We gave a zone training yesterday. As I was searching for a scripture to close with, I came across this, from the Doctrine and Covenants, 123rd section, verses 11 to 17.
And also it is an imperative duty that we owe to all the rising generation, and to all the pure in heart—For there are many yet on the earth among all sects, parties, and denominations, who are blinded by the subtle craftiness of men, whereby they lie in wait to deceive, and who are only kept from the truth because they know not where to find it— Therefore, that we should waste and wear out our lives in bringing to light all the hidden things of darkness, wherein we know them; and they are truly manifest from heaven— These should then be attended to with great earnestness. Let no man count them as small things; for there is much which lieth in futurity, pertaining to the saints, which depends upon these things. You know, brethren, that a very large ship is benefited very much by a very small helm in the time of a storm, by being kept workways with the wind and the waves. Therefore, dearly beloved brethren, let us cheerfully do all things that lie in our power; and then may we stand still, with the utmost assurance, to see the salvation of God, and for his arm to be revealed.
These things are true. I am full of good cheer because of the Gospel of Jesus Christ. Thank you for all your love and support these past two years. I'll post more later on next week. Have a great week!

-Elder Chua

Wednesday, April 28, 2010

Why Charity?

This week was rather normal for us, but we still did decently well and had a great time nonetheless.

Jun Xiu should be baptized Saturday, so that will be great. She's a little nervous, but she'll be fine. Unfortunately, Helen, who is supposed to be baptized on the same date as her, is really afraid and feels that she can't keep the covenants and commandments, so we're trying to help her to see that she will receive so much joy as she gets baptized, and that it really isn't a huge step. Really hope that she can come to understand that. She really does have a testimony. Just not a hundred percent sure as to what is holding her back.

We met with a few new investigators. Some are good, some not so good.

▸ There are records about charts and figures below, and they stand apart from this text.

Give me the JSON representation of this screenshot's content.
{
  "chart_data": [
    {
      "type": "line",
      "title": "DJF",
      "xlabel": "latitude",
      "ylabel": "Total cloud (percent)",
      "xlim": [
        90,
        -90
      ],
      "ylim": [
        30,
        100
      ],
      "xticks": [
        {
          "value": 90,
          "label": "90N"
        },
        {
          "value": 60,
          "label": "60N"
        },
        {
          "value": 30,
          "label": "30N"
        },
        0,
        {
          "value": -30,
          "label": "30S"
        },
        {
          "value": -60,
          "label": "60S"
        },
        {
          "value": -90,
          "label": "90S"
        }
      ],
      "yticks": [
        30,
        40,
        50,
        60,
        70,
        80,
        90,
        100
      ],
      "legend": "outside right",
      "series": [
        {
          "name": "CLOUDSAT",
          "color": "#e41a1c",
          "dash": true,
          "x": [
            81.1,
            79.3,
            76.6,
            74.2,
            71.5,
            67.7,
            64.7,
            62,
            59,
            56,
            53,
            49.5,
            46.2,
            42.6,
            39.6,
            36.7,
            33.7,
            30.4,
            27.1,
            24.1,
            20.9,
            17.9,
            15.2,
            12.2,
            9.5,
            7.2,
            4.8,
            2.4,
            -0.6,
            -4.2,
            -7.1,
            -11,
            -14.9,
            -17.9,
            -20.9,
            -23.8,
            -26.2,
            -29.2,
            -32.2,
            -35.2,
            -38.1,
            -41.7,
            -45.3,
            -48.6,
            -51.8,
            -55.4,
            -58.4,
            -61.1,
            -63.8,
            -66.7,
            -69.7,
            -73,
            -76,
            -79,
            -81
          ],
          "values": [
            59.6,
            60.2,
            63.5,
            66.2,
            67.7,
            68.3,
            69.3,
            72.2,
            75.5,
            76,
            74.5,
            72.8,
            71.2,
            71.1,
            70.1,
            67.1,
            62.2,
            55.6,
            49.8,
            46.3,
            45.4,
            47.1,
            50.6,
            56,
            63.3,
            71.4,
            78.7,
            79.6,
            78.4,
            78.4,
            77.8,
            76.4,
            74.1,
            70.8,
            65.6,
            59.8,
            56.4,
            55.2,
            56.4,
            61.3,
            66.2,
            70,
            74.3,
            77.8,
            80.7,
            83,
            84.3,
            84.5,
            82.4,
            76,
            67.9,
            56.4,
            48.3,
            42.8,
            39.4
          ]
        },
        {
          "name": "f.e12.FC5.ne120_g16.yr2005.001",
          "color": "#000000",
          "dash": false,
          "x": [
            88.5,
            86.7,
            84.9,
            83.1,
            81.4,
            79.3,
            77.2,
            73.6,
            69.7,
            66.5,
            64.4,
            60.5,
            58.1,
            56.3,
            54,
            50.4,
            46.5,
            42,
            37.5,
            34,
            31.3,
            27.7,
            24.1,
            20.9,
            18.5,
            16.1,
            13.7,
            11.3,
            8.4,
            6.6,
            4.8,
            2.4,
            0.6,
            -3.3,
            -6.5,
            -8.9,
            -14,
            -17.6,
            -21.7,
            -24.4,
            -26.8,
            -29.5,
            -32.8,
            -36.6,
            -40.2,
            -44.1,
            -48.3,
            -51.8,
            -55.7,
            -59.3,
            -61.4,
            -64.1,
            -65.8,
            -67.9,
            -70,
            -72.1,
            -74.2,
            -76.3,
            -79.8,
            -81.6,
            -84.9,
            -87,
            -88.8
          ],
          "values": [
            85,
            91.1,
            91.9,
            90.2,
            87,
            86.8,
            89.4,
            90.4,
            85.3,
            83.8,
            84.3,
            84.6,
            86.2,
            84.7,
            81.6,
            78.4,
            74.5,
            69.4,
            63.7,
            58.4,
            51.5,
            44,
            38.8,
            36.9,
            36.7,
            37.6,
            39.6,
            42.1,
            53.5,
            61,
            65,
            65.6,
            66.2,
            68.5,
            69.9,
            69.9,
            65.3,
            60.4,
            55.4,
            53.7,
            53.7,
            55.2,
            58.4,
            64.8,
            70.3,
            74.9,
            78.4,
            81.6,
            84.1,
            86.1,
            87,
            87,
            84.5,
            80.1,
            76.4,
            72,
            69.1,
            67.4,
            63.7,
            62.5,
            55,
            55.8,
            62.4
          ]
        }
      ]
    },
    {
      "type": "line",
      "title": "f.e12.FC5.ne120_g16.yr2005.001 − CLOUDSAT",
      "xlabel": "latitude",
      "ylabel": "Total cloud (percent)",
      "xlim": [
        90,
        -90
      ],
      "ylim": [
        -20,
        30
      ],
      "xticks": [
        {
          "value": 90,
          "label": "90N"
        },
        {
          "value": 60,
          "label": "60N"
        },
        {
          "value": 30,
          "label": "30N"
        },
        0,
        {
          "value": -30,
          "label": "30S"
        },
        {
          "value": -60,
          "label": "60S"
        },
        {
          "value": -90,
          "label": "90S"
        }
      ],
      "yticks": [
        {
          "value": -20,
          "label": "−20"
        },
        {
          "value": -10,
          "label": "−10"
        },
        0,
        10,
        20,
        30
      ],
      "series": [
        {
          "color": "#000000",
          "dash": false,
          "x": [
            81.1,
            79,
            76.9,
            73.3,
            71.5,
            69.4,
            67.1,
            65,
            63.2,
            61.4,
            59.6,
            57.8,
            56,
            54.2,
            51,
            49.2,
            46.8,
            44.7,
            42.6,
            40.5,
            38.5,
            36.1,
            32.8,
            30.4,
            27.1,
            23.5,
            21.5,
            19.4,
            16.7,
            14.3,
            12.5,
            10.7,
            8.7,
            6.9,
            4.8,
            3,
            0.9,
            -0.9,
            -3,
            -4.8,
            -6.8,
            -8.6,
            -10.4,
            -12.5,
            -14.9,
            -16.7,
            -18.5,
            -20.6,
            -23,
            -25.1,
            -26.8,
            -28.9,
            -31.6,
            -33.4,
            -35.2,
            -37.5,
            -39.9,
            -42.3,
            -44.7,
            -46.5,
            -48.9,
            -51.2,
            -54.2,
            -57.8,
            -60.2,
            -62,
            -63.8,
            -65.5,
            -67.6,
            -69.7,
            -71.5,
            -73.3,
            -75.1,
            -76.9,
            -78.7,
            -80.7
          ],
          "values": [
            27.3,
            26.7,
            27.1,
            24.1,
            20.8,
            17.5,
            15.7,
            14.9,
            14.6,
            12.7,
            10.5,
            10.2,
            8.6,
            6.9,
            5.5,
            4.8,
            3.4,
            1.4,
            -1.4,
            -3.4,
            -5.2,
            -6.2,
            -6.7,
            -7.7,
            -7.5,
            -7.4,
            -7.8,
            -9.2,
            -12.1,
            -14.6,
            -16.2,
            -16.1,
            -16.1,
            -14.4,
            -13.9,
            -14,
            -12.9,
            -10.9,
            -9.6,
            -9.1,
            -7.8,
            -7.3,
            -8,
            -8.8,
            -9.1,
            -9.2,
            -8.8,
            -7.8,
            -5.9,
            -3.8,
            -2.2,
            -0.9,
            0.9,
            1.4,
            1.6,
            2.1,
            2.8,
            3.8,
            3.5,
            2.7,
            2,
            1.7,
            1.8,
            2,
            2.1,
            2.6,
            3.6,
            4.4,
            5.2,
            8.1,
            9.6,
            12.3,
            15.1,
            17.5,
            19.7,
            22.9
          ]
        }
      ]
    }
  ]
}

We did well in our area this week, but we had to work with the other missionaries in our zone who are having some issues. We had to talk to one of our district leaders who was unhappy with the way we have our areas, so we had to explain to him that it was a Stake directive. Also working with obedience issues in the Zone. Need to help the missionaries understand that obedience to the commandments and mission rules is the only way that they can find true success and happiness. As I think about the times that I have been happy as a missionary, it has always been when I worked hard and was obedient, because the Spirit is with you!

I'm still working on my charity with some of the missionaries and investigators. This quote by C.S. Lewis really got me thinking.

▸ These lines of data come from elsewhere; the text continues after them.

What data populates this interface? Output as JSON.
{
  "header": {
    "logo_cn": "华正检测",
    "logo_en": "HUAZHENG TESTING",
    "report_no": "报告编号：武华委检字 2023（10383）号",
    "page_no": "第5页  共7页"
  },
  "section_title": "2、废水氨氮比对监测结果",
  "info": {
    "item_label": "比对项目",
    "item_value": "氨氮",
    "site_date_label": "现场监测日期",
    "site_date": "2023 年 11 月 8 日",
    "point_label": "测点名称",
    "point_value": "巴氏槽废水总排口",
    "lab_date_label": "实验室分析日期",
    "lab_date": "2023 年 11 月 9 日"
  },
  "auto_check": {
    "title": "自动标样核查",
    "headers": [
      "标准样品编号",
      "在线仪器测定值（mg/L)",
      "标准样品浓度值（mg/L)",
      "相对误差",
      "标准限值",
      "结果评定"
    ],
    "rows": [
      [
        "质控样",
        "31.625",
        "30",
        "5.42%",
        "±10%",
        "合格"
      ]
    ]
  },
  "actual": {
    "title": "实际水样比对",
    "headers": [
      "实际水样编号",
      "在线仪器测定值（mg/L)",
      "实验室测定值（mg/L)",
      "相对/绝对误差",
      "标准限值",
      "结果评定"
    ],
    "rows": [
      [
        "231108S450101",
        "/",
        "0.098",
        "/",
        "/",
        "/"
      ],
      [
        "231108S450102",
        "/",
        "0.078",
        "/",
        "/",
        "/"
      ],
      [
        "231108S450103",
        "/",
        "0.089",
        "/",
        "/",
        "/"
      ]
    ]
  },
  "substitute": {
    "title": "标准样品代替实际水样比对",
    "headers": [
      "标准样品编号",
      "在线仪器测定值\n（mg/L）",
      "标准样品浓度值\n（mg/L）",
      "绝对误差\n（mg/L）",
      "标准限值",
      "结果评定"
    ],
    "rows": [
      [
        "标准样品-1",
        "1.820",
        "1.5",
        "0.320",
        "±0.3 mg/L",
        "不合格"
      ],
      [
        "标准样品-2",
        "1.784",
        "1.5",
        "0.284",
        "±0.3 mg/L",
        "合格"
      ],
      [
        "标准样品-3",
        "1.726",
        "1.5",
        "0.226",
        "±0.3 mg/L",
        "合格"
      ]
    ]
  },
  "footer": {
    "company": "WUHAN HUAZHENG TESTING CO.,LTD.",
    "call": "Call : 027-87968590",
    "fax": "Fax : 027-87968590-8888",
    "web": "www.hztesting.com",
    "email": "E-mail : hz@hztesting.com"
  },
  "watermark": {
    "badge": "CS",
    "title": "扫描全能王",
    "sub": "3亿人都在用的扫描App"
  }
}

"When I come to my evening prayers and try to reckon up the sins of the day, nine times out of ten the most obvious one is some sin against charity; I have sulked or snapped or sneered or snubbed or stormed. And the excuse that immediately springs to my mind is that the provocation was so sudden and unexpected; I was caught off my guard, I had not time to collect myself. Now that may be an extenuating circumstance as regards those particular acts: they would obviously be worse if they had been deliberate and premeditated. On the other hand, surely what a man does when he is taken off his guard is the best evidence for what sort of a man he is? Surely what pops out before the man has time to put on a disguise is the truth? If there are rats in a cellar you are most likely to see them if you go in very suddenly. But the suddenness does not create the rats: it only prevents them from hiding. In the same way the suddenness of the provocation does not make me an ill-tempered man; it only shows me what an ill-tempered man I am. The rats are always there in the cellar, but if you go in shouting and noisily they will have taken cover before you switch on the light."

Frank is doing well. He should be baptized the week after. Teaching English class a few times a week now, and teaching the investigators after the English lessons. We'll see how that goes. Have a great week!